Alcaraz souligne que la terre battue lui offre un avantage tactique : » Sur terre battue, tu as plus de temps pour réfléchir, pour construire le point, pour préparer le coup gagnant. Beaucoup de joueurs changent leur manière de retourner et jouent plus profond « , analyse-t-il. Une configuration qui lui permet d’exprimer toute la variété de son jeu.
Après son élimination précoce à Miami contre Sebastian Korda, l’Espagnol a aussi profité de quelques jours pour se ressourcer avant la tournée européenne : « J’ai eu cinq ou six jours de repos. J’ai essayé de recharger les batteries, puis j’ai repris progressivement sur terre battue pour être prêt physiquement « , explique-t-il, conscient de l’exigence de cette surface.

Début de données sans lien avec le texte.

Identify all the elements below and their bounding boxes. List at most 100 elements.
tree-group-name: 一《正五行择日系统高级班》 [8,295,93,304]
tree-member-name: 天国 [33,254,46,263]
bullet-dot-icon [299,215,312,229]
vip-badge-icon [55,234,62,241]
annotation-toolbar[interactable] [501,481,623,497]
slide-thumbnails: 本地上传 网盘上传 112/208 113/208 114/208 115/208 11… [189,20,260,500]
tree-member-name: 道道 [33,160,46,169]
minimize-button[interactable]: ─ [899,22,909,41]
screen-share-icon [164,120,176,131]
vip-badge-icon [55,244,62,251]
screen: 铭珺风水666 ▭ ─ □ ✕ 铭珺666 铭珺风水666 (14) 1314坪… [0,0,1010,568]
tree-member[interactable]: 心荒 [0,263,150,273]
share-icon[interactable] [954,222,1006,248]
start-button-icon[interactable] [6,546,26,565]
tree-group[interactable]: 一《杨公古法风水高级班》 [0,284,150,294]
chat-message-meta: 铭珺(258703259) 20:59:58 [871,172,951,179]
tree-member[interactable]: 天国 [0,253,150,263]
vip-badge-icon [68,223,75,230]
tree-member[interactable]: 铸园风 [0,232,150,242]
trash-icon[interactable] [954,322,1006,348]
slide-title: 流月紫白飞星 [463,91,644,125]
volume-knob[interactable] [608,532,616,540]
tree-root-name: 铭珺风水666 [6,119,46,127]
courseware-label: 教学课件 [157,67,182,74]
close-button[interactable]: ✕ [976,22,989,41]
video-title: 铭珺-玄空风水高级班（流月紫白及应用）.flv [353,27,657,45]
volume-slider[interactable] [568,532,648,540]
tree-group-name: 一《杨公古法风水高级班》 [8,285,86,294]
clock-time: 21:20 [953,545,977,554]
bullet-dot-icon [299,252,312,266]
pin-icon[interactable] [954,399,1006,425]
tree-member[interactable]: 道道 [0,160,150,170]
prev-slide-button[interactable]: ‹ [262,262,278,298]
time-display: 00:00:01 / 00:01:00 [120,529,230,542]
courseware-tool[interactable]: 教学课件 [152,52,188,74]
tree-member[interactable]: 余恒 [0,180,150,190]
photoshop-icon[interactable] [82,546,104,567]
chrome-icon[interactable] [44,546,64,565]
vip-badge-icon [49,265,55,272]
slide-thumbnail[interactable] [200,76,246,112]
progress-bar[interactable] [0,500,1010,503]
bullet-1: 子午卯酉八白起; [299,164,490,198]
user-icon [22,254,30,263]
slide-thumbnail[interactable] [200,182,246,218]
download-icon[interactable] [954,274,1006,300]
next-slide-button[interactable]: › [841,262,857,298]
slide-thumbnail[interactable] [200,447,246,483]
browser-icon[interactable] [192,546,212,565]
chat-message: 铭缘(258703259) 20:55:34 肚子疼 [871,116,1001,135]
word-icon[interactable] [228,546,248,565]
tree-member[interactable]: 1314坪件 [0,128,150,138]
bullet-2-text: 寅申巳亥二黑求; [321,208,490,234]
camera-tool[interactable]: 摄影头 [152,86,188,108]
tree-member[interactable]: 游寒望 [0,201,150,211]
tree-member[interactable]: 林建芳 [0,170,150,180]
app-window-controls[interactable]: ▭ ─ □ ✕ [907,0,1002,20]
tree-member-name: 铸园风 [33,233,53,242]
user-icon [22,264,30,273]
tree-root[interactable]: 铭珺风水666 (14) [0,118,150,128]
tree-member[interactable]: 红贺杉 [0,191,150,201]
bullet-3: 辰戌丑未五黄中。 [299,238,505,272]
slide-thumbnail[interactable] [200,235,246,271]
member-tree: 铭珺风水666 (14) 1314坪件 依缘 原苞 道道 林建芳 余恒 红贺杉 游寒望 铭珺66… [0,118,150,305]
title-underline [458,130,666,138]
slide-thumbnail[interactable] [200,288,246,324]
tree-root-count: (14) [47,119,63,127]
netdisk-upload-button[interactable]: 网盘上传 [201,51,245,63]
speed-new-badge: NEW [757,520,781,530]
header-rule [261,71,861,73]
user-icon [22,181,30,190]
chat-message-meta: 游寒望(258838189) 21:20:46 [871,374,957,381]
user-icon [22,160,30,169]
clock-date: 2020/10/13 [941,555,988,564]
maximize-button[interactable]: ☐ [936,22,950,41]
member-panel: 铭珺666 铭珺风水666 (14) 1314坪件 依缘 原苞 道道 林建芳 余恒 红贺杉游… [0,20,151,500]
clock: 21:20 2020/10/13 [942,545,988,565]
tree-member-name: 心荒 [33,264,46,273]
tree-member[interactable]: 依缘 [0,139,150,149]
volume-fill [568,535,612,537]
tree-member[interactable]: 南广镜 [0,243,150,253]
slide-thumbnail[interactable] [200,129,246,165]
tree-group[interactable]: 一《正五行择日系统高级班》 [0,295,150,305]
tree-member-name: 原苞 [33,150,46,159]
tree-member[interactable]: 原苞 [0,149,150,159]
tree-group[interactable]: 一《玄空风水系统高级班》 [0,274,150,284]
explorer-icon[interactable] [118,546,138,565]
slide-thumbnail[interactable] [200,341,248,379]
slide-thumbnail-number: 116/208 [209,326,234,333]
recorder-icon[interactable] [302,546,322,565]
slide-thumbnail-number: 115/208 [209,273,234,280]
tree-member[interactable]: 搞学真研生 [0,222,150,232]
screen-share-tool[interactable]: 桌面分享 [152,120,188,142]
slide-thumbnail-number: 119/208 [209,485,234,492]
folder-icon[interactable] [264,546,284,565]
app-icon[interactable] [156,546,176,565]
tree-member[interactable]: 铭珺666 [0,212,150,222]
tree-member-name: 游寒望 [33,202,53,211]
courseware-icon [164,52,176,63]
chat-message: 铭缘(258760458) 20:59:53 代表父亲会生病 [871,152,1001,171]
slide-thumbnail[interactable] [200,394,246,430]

Mais la note la plus surprenante est venue en fin d’entretien. Alcaraz a révélé qu’il s’est offert un catamaran, un projet qui l’enthousiasme déjà : « Quand je suis en mer, tout est calme, je déconnecte de tout. Je suis très excité. Tommy Paul a dit qu’il voulait venir, alors je l’inviterai… mais il devra aussi m’apprendre à pêcher, ce sera du 50/50 « , a-t-il conclu avec le sourire.
Avant de penser à la mer, le numéro un mondial devra toutefois rester concentré sur Monte-Carlo, où il affrontera Tomás Martín Etcheverry pour une place en huitièmes de finale, avec l’objectif de confirmer son excellent début sur terre battue.